Born in South Philadelphia, he spent his early years in Coney Island and Harlem. His parents moved back to Philadelphia when he was a teenager, and he started studying oboe at South Philadelphia High.

He took lessons with John Minsker, English hornist of the Philadelphia Orchestra, and then, upon enrolling at the Curtis Institute of Music, with Marcel Tabuteau, the orchestra's renowned first oboist. He graduated from Curtis in 1951.

He started out on his oboe career as first-chair player in the U.S. Army Field Band for three years, but somehow the English horn kept calling.

He became English hornist in the Houston Symphony, then the New Orleans Symphony. He next landed a job as assistant first oboist with the Philadelphia Orchestra, in 1959, and just as he was getting started, his old teacher Minsker abruptly quit.

"Minsker saw the schedule for that season and found out he had to do Swan of Tuonela again," said Renate Rosenblatt, "and also the Honegger Concerto da Camera for Flute, English Horn and String Orchestra, which he had never played, and said, 'To hell with it, I'm quitting.' My husband was the extra player, and [conductor Eugene] Ormandy said, 'You're going to play the English horn.'

"He really didn't want to play the English horn. He was a superb oboist."

He was also an influential teacher. He taught at Temple University for nearly five decades and at the Boston University Tanglewood Institute, and he substituted at the Juilliard School, yielding students who played in the Philadelphia Orchestra, Pittsburgh Symphony, St. Louis Symphony Orchestra, and Metropolitan Opera orchestra.

He also briefly moonlighted as a music critic. When the Marlboro Music Festival was getting started, the local paper, the Brattleboro Reformer, agreed to run music reviews if the festival bought ads - and if Marlboro supplied the reviews itself.

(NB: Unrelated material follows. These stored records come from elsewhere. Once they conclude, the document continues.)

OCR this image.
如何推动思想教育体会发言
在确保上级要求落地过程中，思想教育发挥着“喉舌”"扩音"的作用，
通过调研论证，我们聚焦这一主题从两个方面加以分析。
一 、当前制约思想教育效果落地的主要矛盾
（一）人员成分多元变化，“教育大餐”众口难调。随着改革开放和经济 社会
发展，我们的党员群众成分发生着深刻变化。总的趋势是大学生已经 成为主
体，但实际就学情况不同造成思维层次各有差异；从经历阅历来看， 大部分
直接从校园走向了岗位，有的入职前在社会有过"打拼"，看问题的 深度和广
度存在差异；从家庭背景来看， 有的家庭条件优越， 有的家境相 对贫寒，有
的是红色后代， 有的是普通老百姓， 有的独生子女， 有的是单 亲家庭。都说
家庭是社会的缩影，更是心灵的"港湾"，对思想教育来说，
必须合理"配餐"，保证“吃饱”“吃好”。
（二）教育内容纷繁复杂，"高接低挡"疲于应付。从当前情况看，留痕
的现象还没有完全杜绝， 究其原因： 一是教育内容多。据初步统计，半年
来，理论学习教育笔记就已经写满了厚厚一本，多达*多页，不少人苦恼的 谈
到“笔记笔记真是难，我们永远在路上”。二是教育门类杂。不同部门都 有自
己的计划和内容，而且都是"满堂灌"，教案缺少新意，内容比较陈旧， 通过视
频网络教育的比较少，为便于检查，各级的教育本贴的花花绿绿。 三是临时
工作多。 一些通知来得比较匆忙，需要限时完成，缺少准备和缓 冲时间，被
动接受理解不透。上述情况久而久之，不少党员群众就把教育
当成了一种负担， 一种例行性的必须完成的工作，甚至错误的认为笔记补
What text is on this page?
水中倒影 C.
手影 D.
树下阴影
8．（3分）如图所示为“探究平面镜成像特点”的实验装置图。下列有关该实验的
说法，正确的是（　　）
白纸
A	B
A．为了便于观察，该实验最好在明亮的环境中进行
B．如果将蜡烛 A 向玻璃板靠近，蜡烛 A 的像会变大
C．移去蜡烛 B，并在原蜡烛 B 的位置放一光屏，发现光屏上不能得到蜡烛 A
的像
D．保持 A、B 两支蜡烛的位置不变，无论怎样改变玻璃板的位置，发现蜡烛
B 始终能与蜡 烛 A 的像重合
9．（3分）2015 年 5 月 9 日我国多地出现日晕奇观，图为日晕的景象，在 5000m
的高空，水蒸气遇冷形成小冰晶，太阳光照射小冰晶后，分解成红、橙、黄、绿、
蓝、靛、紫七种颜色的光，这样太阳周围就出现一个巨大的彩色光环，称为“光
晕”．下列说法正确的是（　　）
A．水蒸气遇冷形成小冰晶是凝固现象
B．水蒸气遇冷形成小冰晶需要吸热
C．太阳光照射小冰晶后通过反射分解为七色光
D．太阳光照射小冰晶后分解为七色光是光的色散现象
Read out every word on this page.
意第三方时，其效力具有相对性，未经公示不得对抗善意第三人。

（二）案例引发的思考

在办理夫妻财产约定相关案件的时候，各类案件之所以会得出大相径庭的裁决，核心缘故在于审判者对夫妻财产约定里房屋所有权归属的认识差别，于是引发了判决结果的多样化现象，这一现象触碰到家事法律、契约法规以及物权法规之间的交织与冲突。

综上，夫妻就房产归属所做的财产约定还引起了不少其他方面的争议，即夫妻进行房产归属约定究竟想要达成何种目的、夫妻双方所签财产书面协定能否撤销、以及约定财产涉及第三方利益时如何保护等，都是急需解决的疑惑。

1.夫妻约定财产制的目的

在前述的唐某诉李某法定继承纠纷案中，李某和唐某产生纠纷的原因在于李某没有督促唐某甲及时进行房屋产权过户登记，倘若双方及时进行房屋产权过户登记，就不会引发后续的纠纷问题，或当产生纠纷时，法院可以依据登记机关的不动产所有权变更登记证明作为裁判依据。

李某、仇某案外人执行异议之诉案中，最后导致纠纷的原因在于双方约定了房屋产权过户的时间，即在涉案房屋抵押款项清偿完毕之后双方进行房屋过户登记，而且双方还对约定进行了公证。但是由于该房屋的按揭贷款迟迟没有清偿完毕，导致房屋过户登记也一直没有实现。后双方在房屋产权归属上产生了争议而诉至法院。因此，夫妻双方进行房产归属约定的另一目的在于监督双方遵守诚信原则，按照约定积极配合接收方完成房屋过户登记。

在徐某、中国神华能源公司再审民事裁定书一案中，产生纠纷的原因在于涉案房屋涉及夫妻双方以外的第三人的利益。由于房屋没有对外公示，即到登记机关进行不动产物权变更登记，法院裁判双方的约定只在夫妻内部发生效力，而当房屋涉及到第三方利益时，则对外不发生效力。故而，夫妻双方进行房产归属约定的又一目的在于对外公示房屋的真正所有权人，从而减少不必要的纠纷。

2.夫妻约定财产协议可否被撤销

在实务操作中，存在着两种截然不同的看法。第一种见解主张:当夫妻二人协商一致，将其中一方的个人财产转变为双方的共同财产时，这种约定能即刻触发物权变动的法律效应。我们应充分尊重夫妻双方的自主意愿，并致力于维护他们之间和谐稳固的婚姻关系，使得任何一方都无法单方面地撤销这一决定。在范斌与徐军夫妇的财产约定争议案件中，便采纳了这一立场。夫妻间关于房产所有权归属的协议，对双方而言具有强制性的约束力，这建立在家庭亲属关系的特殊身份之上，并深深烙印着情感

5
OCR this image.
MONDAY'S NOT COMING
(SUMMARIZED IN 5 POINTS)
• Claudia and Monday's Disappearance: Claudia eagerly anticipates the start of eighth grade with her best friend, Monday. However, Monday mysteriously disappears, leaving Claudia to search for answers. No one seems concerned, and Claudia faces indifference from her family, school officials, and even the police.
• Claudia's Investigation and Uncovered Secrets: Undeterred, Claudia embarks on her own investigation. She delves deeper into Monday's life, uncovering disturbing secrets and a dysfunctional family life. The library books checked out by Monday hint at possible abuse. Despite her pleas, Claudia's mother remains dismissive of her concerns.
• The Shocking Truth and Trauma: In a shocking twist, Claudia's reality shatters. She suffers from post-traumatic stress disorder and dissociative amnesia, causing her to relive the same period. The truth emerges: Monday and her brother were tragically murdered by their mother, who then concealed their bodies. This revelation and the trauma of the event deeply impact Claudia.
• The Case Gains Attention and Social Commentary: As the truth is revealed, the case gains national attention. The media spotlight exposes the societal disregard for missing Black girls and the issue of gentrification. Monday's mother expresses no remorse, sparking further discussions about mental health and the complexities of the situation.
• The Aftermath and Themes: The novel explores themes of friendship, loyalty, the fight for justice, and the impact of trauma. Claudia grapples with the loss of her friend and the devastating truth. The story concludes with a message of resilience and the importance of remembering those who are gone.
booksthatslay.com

So Anthony P. Checchia, its administrator, turned to Mr. Rosenblatt - a resident artist at Marlboro himself - who wrote under the nom de plume H.D. Semiquaver (hemidemisemiquaver is the British term for a 64th note).

Rudolf Serkin, the pianist who ran Marlboro, was mystified.

"Serkin knew the newspaper, and he couldn't understand how a review of this sophistication would appear," said Checchia.

Mr. Rosenblatt probably could have turned in prose of equal sophistication in Yiddish (his first language), Japanese, French, or Italian, being fluent in them all.

He retired from the orchestra in 1995 after 36 years, and was admired, if not always emulated, by his colleagues for quitting at the top of his game. Few people knew how nervous he was as a performer. And yet he was frequently in the spotlight, performing concertos by Skrowaczewski, Persichetti, or Fiala, or works with prominent parts, like Copland's Quiet City.

Once he tripled on English horn, oboe, and oboe d'amore on a single program, in 1980, with the Concerto Soloists.

"He suffered terribly from nerves, and as he got older and realized how many things could go wrong, he just didn't enjoy playing anymore," said his wife of 56 years, a composer and pianist who would often write his cadenzas or edit parts.

Mr. Rosenblatt died yesterday, she said, listening to a Handel oratorio on an iPod programmed by one of their sons.

"He had this beautiful music in his ears," she said.

Besides his wife, he is survived by a brother, actor Len Ross; sons William and Richard; and two grandchildren.

No service is planned, but a memorial will be scheduled, his wife said.